They certainly did. Prokofii Podpalov, an orderly to General Golev in the Redan, recalled noticing the steady build-up of activity in the Quarries in the evening – the ‘sound of voices, of footsteps in the trenches, and the rumbling of the wheels of the gun carriages being moved towards us’, which ‘made it obvious that the allies were preparing to give the signal for an assault’. At that moment the Russians had been withdrawing their forces from the Redan. Men were going back into town for the night. But noticing these signs of an imminent attack, Golev ordered all his troops to return to the Redan, where they mounted the cannon and took up their positions on the parapets. Podpalov recalled the ‘extraordinary silence’ of the men as they waited for the assault to begin. ‘That grave-like silence contained within it something sinister: everybody felt that something terrible was approaching, something powerful and threatening, with which we would fight for life and death.’60
The French attack had been scheduled to begin well before first light, at three o’clock, with three hours of bombardment, followed by the storming of the Malakhov at 6 a.m., an hour after sunrise. During the evening of the 17th, however, Pélissier made a sudden change of plan. He had decided that in those first minutes of daylight the Russians could not fail to see the French preparing to attack, and they would bring up infantry reserves to defend the Malakhov. Late that evening he issued a new order for the stormers to attack the Malakhov directly at 3 a.m., when the rocket signal to begin would be fired from the Victoria Redoubt, behind the French lines near the Mamelon. This was not the only sudden change that evening. In a fit of temper, and seeking to claim the expected success, Pélissier also removed General Bosquet, who had questioned his decision to begin the assault without a bombardment. Bosquet had a detailed knowledge of the Russian positions, and he had the confidence of the soldiers; he was replaced by a general who had neither. The French troops were unsettled by the sudden changes – none more so than General Mayran, the man chosen to lead the assault with the 97th Regiment, who was personally insulted by the fiery Pélissier in another argument, prompting Mayran to storm off to his post saying, ‘Il n’y a plus qu’à se faire tuer’ (‘There’s nothing left to do but get killed’).61
It was Mayran, in his eagerness, who made a fatal blunder, when he mistook a shell trailing light from its fuse as the rocket signal to attack, and ordered the 97th to begin the assault fifteen minutes too early, when the rest of the French troops were not ready. According to Herbé, who was with the 95th Regiment in the second column just behind Mayran, the general had been provoked by an incident shortly after two o’clock in the morning, when two Russian officers had crept up to the French trenches and called out in the dark,
The 97th rushed forward – only to be met by a deadly barrage of artillery and musket fire by the Russians, who were well armed and ready on every parapet. ‘Suddenly the enemy was coming towards us in a huge wave,’ recalled Podpalov, who watched the scene from the Redan.

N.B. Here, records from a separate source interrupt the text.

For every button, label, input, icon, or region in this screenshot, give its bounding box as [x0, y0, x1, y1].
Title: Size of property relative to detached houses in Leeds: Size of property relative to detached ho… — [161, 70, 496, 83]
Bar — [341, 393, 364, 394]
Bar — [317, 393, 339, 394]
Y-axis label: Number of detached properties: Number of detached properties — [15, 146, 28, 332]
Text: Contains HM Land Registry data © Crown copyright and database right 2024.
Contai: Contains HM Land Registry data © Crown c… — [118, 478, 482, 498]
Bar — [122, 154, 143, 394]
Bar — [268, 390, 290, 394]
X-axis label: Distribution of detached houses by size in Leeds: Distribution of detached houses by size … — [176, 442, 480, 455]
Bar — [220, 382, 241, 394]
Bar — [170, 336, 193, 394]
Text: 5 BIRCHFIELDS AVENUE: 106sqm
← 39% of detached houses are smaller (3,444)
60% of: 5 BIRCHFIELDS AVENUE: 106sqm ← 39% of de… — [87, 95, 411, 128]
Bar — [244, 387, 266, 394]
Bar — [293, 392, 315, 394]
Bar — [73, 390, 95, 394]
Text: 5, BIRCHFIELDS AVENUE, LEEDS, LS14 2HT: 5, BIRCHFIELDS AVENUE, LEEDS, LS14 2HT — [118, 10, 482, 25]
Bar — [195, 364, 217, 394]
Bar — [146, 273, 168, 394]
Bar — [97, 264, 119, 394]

Soon, in the dim light, we could just make out that the enemy was carrying ladders, ropes, spades, boards, etc. – it looked like an army of ants on the move. They came closer and closer. Suddenly, right across the line, our bugles sounded, followed by the booming of our cannon and the firing of our guns; the earth shook, there was a thunderous echo, and it was so dark from the gunsmoke that nothing could be seen. When it cleared, we could see that the ground in front of us was covered with the bodies of the fallen French.